By Quip Johnson
Ocean Campus bookstore policies contain potential loopholes which may result in additional fees or refused refunds for purchased and rented textbooks. This poses a particular danger for non-native English speakers, who might be less likely to speak out against such an issue.
ESL Instructor Robert Griffiths shared via email an encounter between his wife–a City College student–and the Ocean Campus bookstore.
For a total of over $189, she purchased three textbooks for the Spring 2017 semester and rented a fourth.
At the end of the term, Griffiths said his wife attempted to resell a textbook which she had purchased brand-new for $40.65, yet the campus bookstore only repaid her $1. When she attempted to return the rental, the bookstore employee found writing in the back of the book, made in pen.

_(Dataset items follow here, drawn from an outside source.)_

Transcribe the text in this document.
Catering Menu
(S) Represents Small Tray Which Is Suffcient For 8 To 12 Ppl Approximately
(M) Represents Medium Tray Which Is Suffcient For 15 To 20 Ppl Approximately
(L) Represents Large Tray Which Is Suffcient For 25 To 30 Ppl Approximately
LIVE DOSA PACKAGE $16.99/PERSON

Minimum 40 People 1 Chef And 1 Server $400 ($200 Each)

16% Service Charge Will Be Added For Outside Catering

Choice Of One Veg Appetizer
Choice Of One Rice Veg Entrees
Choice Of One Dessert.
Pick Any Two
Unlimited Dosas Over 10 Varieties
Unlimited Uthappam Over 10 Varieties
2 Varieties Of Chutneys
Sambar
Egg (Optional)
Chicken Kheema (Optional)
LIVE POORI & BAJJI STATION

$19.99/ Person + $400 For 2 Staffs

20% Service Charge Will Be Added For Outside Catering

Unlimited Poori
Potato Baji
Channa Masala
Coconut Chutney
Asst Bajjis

According to Griffiths, the employee claimed workbooks with more than five pages of ink writing cannot be returned as per bookstore policy, so they refused to accept any of the books and charged Griffiths’ wife an additional $16.38 and tax to purchase the marked-up rental.
However, Griffiths said his wife was not the one to make the pen marks, nor had she even seen them, since she had dropped the corresponding class four weeks into the semester. He also said none of the books in question were workbooks to begin with.

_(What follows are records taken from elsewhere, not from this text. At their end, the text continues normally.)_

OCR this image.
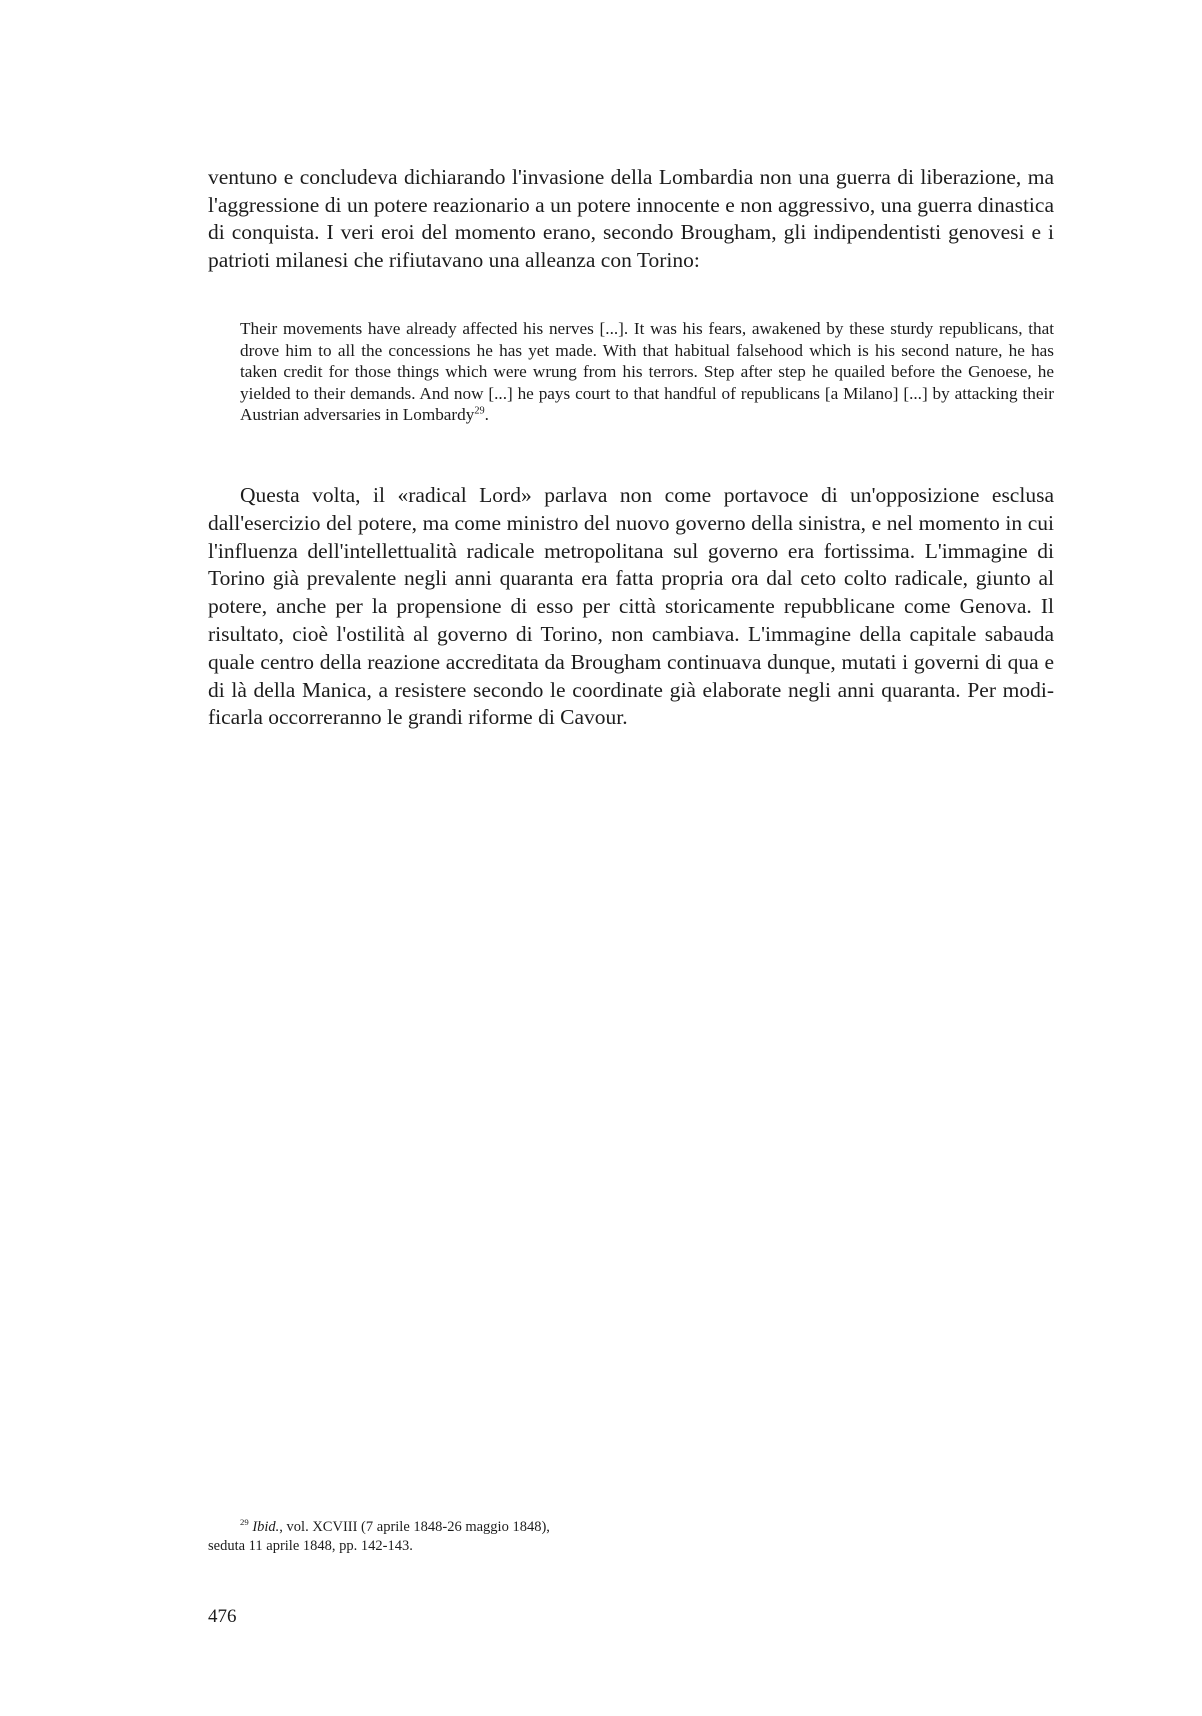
ventuno e concludeva dichiarando l'invasione della Lombardia non una guerra di liberazione, ma l'aggressione di un potere reazionario a un potere innocente e non aggressivo, una guerra dinastica di conquista. I veri eroi del momento erano, secondo Brougham, gli indipendentisti genovesi e i patrioti milanesi che rifiutavano una alleanza con Torino:

Their movements have already affected his nerves [...]. It was his fears, awakened by these sturdy republicans, that drove him to all the concessions he has yet made. With that habitual falsehood which is his second nature, he has taken credit for those things which were wrung from his terrors. Step after step he quailed before the Genoese, he yielded to their demands. And now [...] he pays court to that handful of republicans [a Milano] [...] by attacking their Austrian adversaries in Lombardy$^{29}$.

Questa volta, il «radical Lord» parlava non come portavoce di un'opposizione esclusa dall'esercizio del potere, ma come ministro del nuovo governo della sinistra, e nel momento in cui l'influenza dell'intellettualità radicale metropolitana sul governo era fortissima. L'immagine di Torino già prevalente negli anni quaranta era fatta propria ora dal ceto colto radicale, giunto al potere, anche per la propensione di esso per città storicamente repubblicane come Genova. Il risultato, cioè l'ostilità al governo di Torino, non cambiava. L'immagine della capitale sabauda quale centro della reazione accreditata da Brougham continuava dunque, mutati i governi di qua e di là della Manica, a resistere secondo le coordinate già elaborate negli anni quaranta. Per modificarla occorreranno le grandi riforme di Cavour.

$^{29}$ Ibid., vol. XCVIII (7 aprile 1848-26 maggio 1848),
seduta 11 aprile 1848, pp. 142-143.
476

Griffiths contacted the bookstore’s Course Materials Manager Rose Twyman, who he said was “fairly communicative and willing to listen to and speak with [him].” She explained the policies regarding resale and returns and followed up with the bookstore employee who had helped Griffiths’ wife.

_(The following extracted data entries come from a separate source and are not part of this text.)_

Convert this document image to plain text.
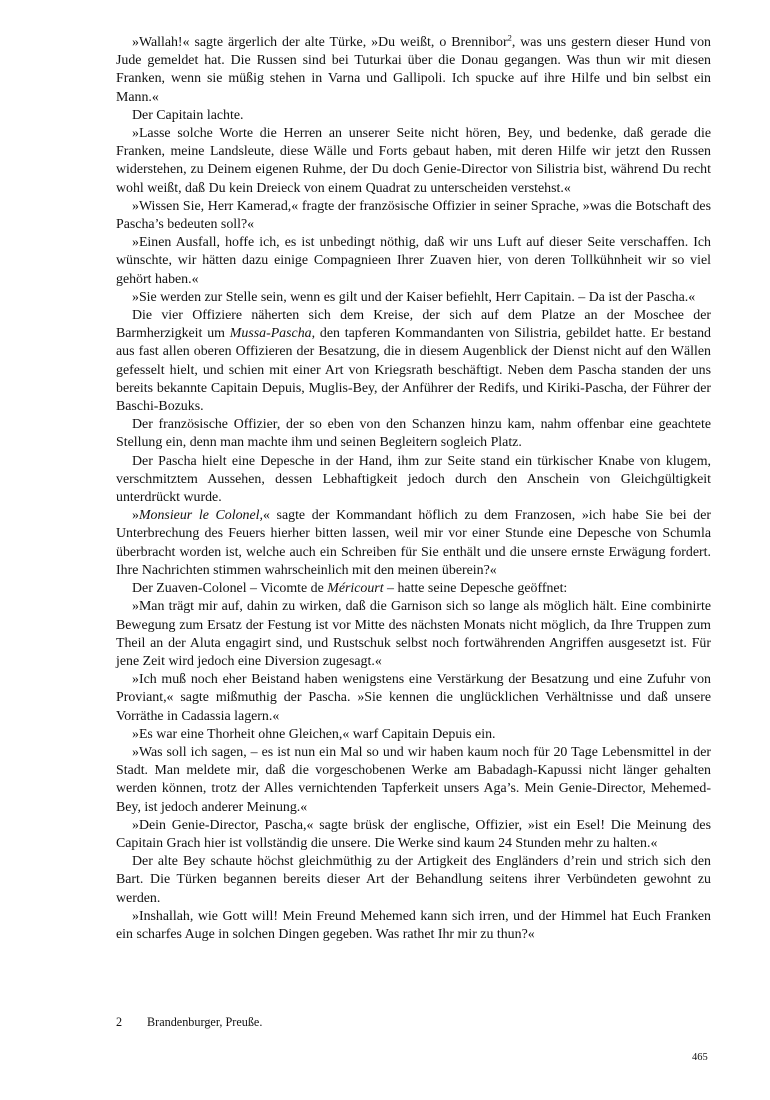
»Wallah!« sagte ärgerlich der alte Türke, »Du weißt, o Brennibor$^2$, was uns gestern dieser Hund von Jude gemeldet hat. Die Russen sind bei Tuturkai über die Donau gegangen. Was thun wir mit diesen Franken, wenn sie müßig stehen in Varna und Gallipoli. Ich spucke auf ihre Hilfe und bin selbst ein Mann.«

Der Capitain lachte.

»Lasse solche Worte die Herren an unserer Seite nicht hören, Bey, und bedenke, daß gerade die Franken, meine Landsleute, diese Wälle und Forts gebaut haben, mit deren Hilfe wir jetzt den Russen widerstehen, zu Deinem eigenen Ruhme, der Du doch Genie-Director von Silistria bist, während Du recht wohl weißt, daß Du kein Dreieck von einem Quadrat zu unterscheiden verstehst.«

»Wissen Sie, Herr Kamerad,« fragte der französische Offizier in seiner Sprache, »was die Botschaft des Pascha’s bedeuten soll?«

»Einen Ausfall, hoffe ich, es ist unbedingt nöthig, daß wir uns Luft auf dieser Seite verschaffen. Ich wünschte, wir hätten dazu einige Compagnieen Ihrer Zuaven hier, von deren Tollkühnheit wir so viel gehört haben.«

»Sie werden zur Stelle sein, wenn es gilt und der Kaiser befiehlt, Herr Capitain. – Da ist der Pascha.«

Die vier Offiziere näherten sich dem Kreise, der sich auf dem Platze an der Moschee der Barmherzigkeit um Mussa-Pascha, den tapferen Kommandanten von Silistria, gebildet hatte. Er bestand aus fast allen oberen Offizieren der Besatzung, die in diesem Augenblick der Dienst nicht auf den Wällen gefesselt hielt, und schien mit einer Art von Kriegsrath beschäftigt. Neben dem Pascha standen der uns bereits bekannte Capitain Depuis, Muglis-Bey, der Anführer der Redifs, und Kiriki-Pascha, der Führer der Baschi-Bozuks.

Der französische Offizier, der so eben von den Schanzen hinzu kam, nahm offenbar eine geachtete Stellung ein, denn man machte ihm und seinen Begleitern sogleich Platz.

Der Pascha hielt eine Depesche in der Hand, ihm zur Seite stand ein türkischer Knabe von klugem, verschmitztem Aussehen, dessen Lebhaftigkeit jedoch durch den Anschein von Gleichgültigkeit unterdrückt wurde.

»Monsieur le Colonel,« sagte der Kommandant höflich zu dem Franzosen, »ich habe Sie bei der Unterbrechung des Feuers hierher bitten lassen, weil mir vor einer Stunde eine Depesche von Schumla überbracht worden ist, welche auch ein Schreiben für Sie enthält und die unsere ernste Erwägung fordert. Ihre Nachrichten stimmen wahrscheinlich mit den meinen überein?«

Der Zuaven-Colonel – Vicomte de Méricourt – hatte seine Depesche geöffnet:

»Man trägt mir auf, dahin zu wirken, daß die Garnison sich so lange als möglich hält. Eine combinirte Bewegung zum Ersatz der Festung ist vor Mitte des nächsten Monats nicht möglich, da Ihre Truppen zum Theil an der Aluta engagirt sind, und Rustschuk selbst noch fortwährenden Angriffen ausgesetzt ist. Für jene Zeit wird jedoch eine Diversion zugesagt.«

»Ich muß noch eher Beistand haben wenigstens eine Verstärkung der Besatzung und eine Zufuhr von Proviant,« sagte mißmuthig der Pascha. »Sie kennen die unglücklichen Verhältnisse und daß unsere Vorräthe in Cadassia lagern.«

»Es war eine Thorheit ohne Gleichen,« warf Capitain Depuis ein.

»Was soll ich sagen, – es ist nun ein Mal so und wir haben kaum noch für 20 Tage Lebensmittel in der Stadt. Man meldete mir, daß die vorgeschobenen Werke am Babadagh-Kapussi nicht länger gehalten werden können, trotz der Alles vernichtenden Tapferkeit unsers Aga’s. Mein Genie-Director, Mehemed-Bey, ist jedoch anderer Meinung.«

»Dein Genie-Director, Pascha,« sagte brüsk der englische, Offizier, »ist ein Esel! Die Meinung des Capitain Grach hier ist vollständig die unsere. Die Werke sind kaum 24 Stunden mehr zu halten.«

Der alte Bey schaute höchst gleichmüthig zu der Artigkeit des Engländers d’rein und strich sich den Bart. Die Türken begannen bereits dieser Art der Behandlung seitens ihrer Verbündeten gewohnt zu werden.

»Inshallah, wie Gott will! Mein Freund Mehemed kann sich irren, und der Himmel hat Euch Franken ein scharfes Auge in solchen Dingen gegeben. Was rathet Ihr mir zu thun?«

2 Brandenburger, Preuße.
465
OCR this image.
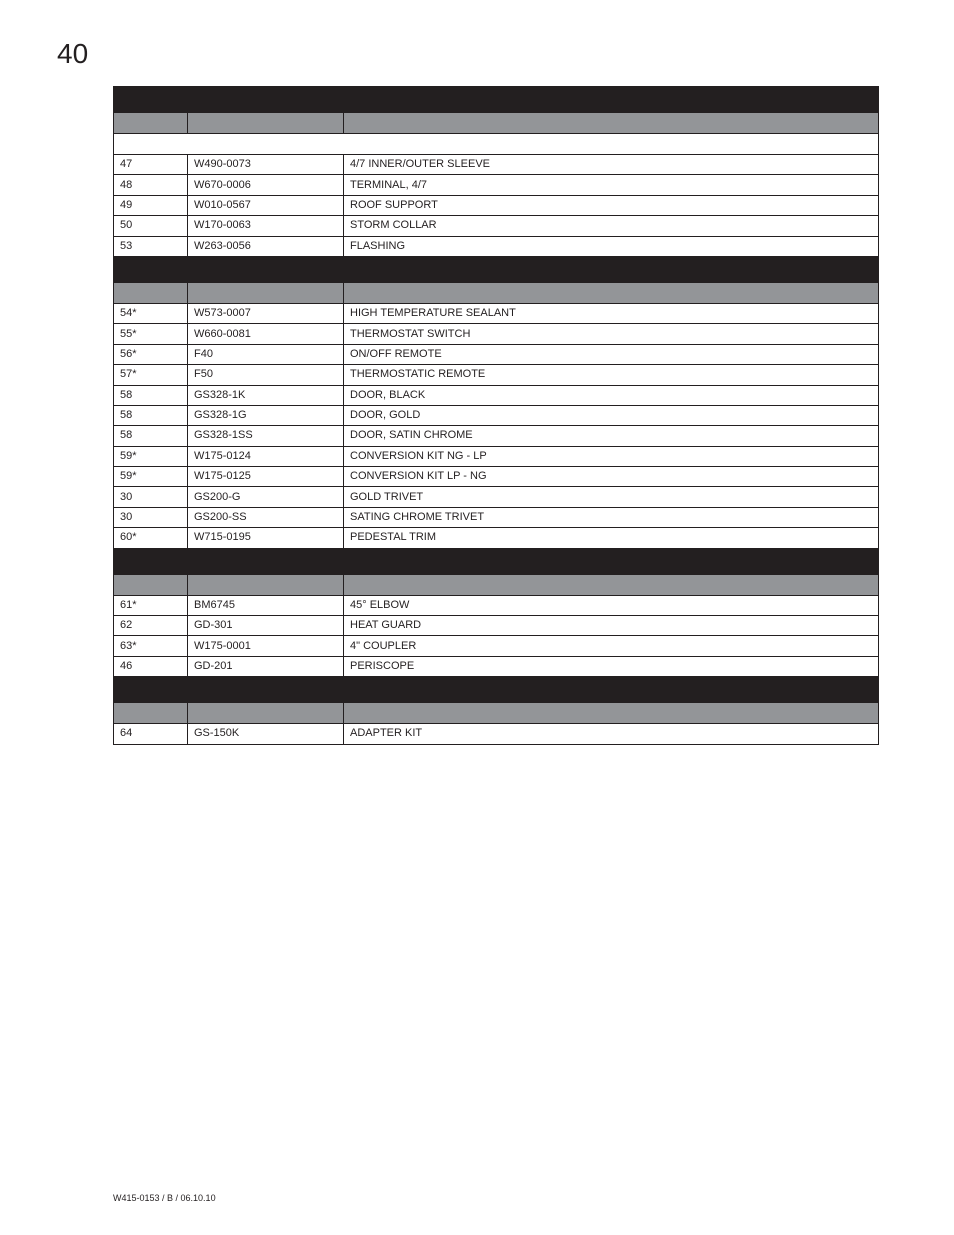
40

47	W490-0073	4/7 INNER/OUTER SLEEVE
48	W670-0006	TERMINAL, 4/7
49	W010-0567	ROOF SUPPORT
50	W170-0063	STORM COLLAR
53	W263-0056	FLASHING

54*	W573-0007	HIGH TEMPERATURE SEALANT
55*	W660-0081	THERMOSTAT SWITCH
56*	F40	ON/OFF REMOTE
57*	F50	THERMOSTATIC REMOTE
58	GS328-1K	DOOR, BLACK
58	GS328-1G	DOOR, GOLD
58	GS328-1SS	DOOR, SATIN CHROME
59*	W175-0124	CONVERSION KIT NG - LP
59*	W175-0125	CONVERSION KIT LP - NG
30	GS200-G	GOLD TRIVET
30	GS200-SS	SATING CHROME TRIVET
60*	W715-0195	PEDESTAL TRIM

61*	BM6745	45° ELBOW
62	GD-301	HEAT GUARD
63*	W175-0001	4" COUPLER
46	GD-201	PERISCOPE

64	GS-150K	ADAPTER KIT
W415-0153 / B / 06.10.10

Bookstore Manager Robert Gibson later clarified “there is no bookstore policy that restricts the use of pens” as long as the books are “returned in complete and salable condition.” He also said there is no rule or recommendation to inspect books for markings prior to purchase or rental.
Griffiths’ main concern is non-native English speaking students who “might not feel confident enough in their English to challenge the bookstore on this type of incident.” He is worried this issue may have affected students before, and he hopes students are not being unfairly charged for their rented and purchased textbooks.
While the bookstore is not currently aware of any similar instances, if you believe you have experienced this issue, please contact a bookstore manager as soon as possible.
Robert Griffiths could not be reached for further comment.